Alentado por sus hallazgos, Hughes ahora desea divulgarlos entre los médicos y el público en general. “Los ataques de apoplejía representan un costo económico anual muy alto”, señala. “Si pudiéramos prevenir uno de cada cinco de esos ataques en personas menores de 45 años, el ahorro sería considerable”. También prevé que el APS?será reconocido como el “eslabón perdido” entre la apoplejía y la migraña, ya que está demostrado que algunas personas son víctimas de ambos padecimientos a la vez.

Los análisis de sangre permiten establecer el diagnóstico correcto en la mayoría de los casos, pero lo que más ha impresionado a muchos de los pacientes del doctor Hughes es su empatía y la profunda atención que pone cuando los escucha, tal vez porque no han recibido el mismo trato por parte de otros médicos.
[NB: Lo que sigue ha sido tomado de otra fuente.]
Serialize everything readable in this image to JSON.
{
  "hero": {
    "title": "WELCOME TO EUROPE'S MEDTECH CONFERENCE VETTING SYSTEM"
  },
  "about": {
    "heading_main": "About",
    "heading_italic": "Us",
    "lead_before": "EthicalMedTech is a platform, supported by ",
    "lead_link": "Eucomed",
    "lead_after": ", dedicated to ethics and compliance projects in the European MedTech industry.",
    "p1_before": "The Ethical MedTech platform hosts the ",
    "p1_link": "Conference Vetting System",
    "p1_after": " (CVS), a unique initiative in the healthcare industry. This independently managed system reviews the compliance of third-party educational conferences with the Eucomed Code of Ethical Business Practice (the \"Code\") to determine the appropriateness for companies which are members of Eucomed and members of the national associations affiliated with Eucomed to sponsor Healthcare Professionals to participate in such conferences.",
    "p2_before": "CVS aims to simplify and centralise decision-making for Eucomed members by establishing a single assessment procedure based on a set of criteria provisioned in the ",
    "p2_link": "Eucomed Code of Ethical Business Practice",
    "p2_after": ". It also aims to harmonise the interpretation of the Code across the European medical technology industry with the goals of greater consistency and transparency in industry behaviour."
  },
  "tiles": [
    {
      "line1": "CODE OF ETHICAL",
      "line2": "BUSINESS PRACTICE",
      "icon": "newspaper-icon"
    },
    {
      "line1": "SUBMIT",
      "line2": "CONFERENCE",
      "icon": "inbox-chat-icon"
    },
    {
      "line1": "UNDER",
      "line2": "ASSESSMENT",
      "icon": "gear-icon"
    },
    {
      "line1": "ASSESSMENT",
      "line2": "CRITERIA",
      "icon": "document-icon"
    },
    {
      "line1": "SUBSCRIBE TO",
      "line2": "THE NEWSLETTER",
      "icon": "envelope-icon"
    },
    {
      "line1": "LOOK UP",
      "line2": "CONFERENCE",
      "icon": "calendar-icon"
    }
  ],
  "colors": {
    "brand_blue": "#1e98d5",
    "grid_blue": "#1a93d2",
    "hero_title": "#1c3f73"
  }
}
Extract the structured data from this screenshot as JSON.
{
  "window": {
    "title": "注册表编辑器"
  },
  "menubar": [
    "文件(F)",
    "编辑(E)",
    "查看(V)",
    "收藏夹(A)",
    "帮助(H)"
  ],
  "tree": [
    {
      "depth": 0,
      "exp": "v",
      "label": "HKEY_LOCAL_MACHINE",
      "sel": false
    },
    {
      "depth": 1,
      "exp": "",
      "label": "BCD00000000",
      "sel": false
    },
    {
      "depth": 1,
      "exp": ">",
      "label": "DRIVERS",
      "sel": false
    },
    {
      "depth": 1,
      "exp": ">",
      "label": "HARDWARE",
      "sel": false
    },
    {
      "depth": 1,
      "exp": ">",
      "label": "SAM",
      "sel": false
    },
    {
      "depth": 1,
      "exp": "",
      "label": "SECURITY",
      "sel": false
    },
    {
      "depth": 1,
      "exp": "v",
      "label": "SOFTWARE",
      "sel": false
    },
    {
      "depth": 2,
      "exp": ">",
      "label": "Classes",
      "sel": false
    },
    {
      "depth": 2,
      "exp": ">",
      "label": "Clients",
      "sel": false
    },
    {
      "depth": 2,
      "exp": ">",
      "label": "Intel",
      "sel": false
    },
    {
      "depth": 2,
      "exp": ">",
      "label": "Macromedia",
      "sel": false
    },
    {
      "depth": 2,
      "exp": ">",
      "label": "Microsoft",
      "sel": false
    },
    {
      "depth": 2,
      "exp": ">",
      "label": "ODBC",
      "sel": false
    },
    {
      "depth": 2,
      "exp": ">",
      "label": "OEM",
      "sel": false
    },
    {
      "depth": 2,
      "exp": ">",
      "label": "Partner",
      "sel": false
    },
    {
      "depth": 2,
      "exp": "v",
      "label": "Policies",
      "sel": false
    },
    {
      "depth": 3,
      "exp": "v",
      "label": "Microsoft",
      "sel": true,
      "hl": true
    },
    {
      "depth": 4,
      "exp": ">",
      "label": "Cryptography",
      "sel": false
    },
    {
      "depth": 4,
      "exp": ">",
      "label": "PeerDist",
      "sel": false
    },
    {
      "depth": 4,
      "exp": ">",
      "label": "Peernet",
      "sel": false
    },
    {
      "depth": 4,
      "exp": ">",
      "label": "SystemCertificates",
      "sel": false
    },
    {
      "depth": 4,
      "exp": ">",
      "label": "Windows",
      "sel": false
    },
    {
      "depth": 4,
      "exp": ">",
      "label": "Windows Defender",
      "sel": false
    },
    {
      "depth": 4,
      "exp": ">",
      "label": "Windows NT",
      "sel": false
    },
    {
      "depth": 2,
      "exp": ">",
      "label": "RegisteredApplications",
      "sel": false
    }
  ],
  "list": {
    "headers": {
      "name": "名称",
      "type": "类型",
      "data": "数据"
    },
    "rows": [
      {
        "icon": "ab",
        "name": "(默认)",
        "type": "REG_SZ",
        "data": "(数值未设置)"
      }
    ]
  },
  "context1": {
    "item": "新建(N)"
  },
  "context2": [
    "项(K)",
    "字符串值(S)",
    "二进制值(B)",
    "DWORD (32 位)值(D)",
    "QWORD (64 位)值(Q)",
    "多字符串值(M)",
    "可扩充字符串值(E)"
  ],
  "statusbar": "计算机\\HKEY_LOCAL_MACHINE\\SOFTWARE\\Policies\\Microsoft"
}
Cuando, en 2003, Deborah Meanley, de 69 años, acudió a Hughes, ya había consultado a otros 12 médicos a lo largo de 22 años. En todo ese tiempo sufrió dolores articulares, migraña, ataques isquémicos, pérdida de memoria, problemas de equilibrio y ceguera temporal. Tuvo que abandonar su práctica como médica general para dedicarse a la psiquiatría, pero luego se vio forzada a renunciar también a ese trabajo. Para entonces, pasaba hasta cinco horas al día en cama, sintiéndose exhausta, pero los médicos seguían atribuyendo sus dolencias a la ansiedad, a alguna afección del oído interno o a la demencia senil.

Al final la enviaron a ver al doctor Hughes. Tras escucharla con atención durante 15 minutos, éste le dijo que creía que tenía el síndrome antifosfolípido. Confirmó su sospecha luego de hacerle unas pruebas que otros médicos habían pasado por alto.

Después de tres o cuatro días de tratamiento con warfarina, Deborah se encontraba nuevamente de pie y su función cognoscitiva había mejorado mucho. “Pude volver a tocar el violín en una orquesta y con dos conjuntos de cuerdas”, dice. “He recuperado mi calidad de vida”.